Efficient Unbiased Sparsification
This provides a theoretical foundation for efficient compression in applications like federated learning, though it appears incremental as it extends known concepts to specific divergence classes.
The paper tackles the problem of unbiased sparsification, which compresses vectors without bias while minimizing a divergence measure, and finds that for permutation-invariant divergences, the optimal sparsifications are robust across different divergence functions like squared Euclidean distance and Kullback-Leibler divergence.

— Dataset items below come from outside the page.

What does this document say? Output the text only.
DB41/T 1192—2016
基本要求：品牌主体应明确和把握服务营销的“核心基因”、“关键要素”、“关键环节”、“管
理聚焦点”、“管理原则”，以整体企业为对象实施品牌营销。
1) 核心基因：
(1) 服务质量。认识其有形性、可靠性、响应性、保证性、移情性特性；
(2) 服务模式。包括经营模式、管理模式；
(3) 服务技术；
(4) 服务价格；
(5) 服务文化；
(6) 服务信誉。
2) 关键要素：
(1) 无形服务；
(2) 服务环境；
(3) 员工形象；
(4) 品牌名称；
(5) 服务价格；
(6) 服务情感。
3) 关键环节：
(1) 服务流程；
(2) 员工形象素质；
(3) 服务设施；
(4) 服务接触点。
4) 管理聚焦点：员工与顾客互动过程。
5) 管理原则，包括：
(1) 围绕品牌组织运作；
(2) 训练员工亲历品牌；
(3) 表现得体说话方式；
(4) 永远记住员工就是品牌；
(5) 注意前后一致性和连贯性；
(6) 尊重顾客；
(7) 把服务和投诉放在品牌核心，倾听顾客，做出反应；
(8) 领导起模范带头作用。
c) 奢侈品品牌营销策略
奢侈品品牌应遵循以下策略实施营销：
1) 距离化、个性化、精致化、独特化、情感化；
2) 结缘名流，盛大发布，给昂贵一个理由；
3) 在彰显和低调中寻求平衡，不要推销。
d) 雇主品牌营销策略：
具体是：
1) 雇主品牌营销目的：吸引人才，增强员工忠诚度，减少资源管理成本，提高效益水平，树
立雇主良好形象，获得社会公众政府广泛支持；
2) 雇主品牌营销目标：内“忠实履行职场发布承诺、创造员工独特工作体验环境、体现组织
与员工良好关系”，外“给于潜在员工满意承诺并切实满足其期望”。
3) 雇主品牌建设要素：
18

An unbiased $m$-sparsification of a vector $p\in \mathbb{R}^n$ is a random vector $Q\in \mathbb{R}^n$ with mean $p$ that has at most $m<n$ nonzero coordinates. Unbiased sparsification compresses the original vector without introducing bias; it arises in various contexts, such as in federated learning and sampling sparse probability distributions. Ideally, unbiased sparsification should also minimize the expected value of a divergence function $\mathsf{Div}(Q,p)$ that measures how far away $Q$ is from the original $p$. If $Q$ is optimal in this sense, then we call it efficient. Our main results describe efficient unbiased sparsifications for divergences that are either permutation-invariant or additively separable. Surprisingly, the characterization for permutation-invariant divergences is robust to the choice of divergence function, in the sense that our class of optimal $Q$ for squared Euclidean distance coincides with our class of optimal $Q$ for Kullback-Leibler divergence, or indeed any of a wide variety of divergences.